A Tamaqua graduate, Hartman, who entered the Army in July 2003, graduated Basic Combat Training at Ft. Jackson, S.C., and Advanced Individual Training
at Ft. Lee, Va. Upon graduation, Hartman was assigned to Echo Forward Support Company, 1st Battalion, 22nd Infantry, 1st Brigade Combat Team,
4th Infantry Division. In December 2005, she deployed with the 1st Battalion, 22nd Infantry, in support of Operation Iraqi Freedom. Hartman served as a cook
with the 4th Support Battalion, 1st Brigade, 4th Infantry Division, based in Fort Hood, Texas. Her company was attached to the 1st Battalion, 22nd Infantry,
at the time of her death.

"I am very grateful that she is remembered in her hometown," said Katie Hartman (Jennifer's sister) as she wiped away tears from her eyes.

During the service, Legion and family members spoke about Hartman's impact on the world, recalling prior quotes from friends and family.

"She'll be remembered as being brave, smart, determined and hard-working," said Staff Sgt. Angela Skillern in a memorial service held at Fort Hood on Oct. 19, 2006.
"She was a big sister to those in her unit."

Family members spoke about her love for family, having fun and riding fast, to include riding four-wheelers, cars, bikes and even a jet ski.

"I think she would rather have died on her four-wheeler than over there," said father David Hartman during a prior service.
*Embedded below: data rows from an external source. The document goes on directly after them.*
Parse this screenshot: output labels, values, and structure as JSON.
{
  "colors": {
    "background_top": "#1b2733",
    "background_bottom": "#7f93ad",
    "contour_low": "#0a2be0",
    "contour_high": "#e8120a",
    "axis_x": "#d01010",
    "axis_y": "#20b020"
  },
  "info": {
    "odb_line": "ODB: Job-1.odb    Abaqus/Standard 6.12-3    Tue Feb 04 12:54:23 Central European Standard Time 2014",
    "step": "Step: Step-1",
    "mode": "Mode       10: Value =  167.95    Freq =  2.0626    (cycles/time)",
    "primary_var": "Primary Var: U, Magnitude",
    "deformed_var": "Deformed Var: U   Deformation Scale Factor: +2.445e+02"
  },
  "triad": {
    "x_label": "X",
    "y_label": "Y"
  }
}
Sadly, in the fears section
of Hartman's Facebook page, she listed it as, "Getting blown up in Iraq."

A plaque unveiled during the service shows Hartman smiling next to a group of Iraqi children.
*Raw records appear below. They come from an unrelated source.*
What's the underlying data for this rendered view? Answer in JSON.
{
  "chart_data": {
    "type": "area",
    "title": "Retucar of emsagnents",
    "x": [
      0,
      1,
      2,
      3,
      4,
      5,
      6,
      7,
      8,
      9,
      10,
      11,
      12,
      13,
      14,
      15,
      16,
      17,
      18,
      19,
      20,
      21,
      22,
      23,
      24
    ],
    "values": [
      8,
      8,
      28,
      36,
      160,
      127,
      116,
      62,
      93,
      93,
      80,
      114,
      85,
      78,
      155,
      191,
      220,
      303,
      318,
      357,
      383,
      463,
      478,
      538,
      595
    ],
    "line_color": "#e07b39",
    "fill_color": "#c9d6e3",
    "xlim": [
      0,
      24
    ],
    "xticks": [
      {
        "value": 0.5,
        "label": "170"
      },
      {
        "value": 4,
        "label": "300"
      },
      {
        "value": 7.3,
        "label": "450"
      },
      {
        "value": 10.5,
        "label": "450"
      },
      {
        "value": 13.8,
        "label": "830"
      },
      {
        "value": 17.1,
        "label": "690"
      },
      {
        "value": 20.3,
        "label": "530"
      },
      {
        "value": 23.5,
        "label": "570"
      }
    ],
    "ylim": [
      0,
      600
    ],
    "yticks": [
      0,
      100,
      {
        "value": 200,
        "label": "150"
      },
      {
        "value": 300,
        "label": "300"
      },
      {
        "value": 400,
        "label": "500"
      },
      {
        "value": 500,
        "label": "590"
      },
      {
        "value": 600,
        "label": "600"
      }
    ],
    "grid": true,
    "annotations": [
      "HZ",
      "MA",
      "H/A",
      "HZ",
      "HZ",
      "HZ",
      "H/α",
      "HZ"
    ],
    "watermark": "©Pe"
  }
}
"Not thinking about herself, Jennifer would give the children all her food," added Katie Hartman. "She loved to be around the children."

Hartman's awards and decorations include the Bronze Star Medal, the Purple Heart, the Army Achievement Medal with two Oak Leaf Cluster's,
the Good Conduct Medal, the National Defense Service Medal, the Iraq Campaign Medal, the Global War on Terrorism Service Medal,
the Army Service Ribbon and the Combat Action Badge.

 

A plaque unveiled during the service shows Hartman smiling next to a group of Iraqi children. "Not thinking about herself,
Jennifer would give the children all her food," said Katie Hartman. "She loved to be around the children."

 

From the Times News

 

 

 

Plaque for Jennifer M. Hartman on the 4th Infantry Division Wall of Honor at Fort Hood, Texas.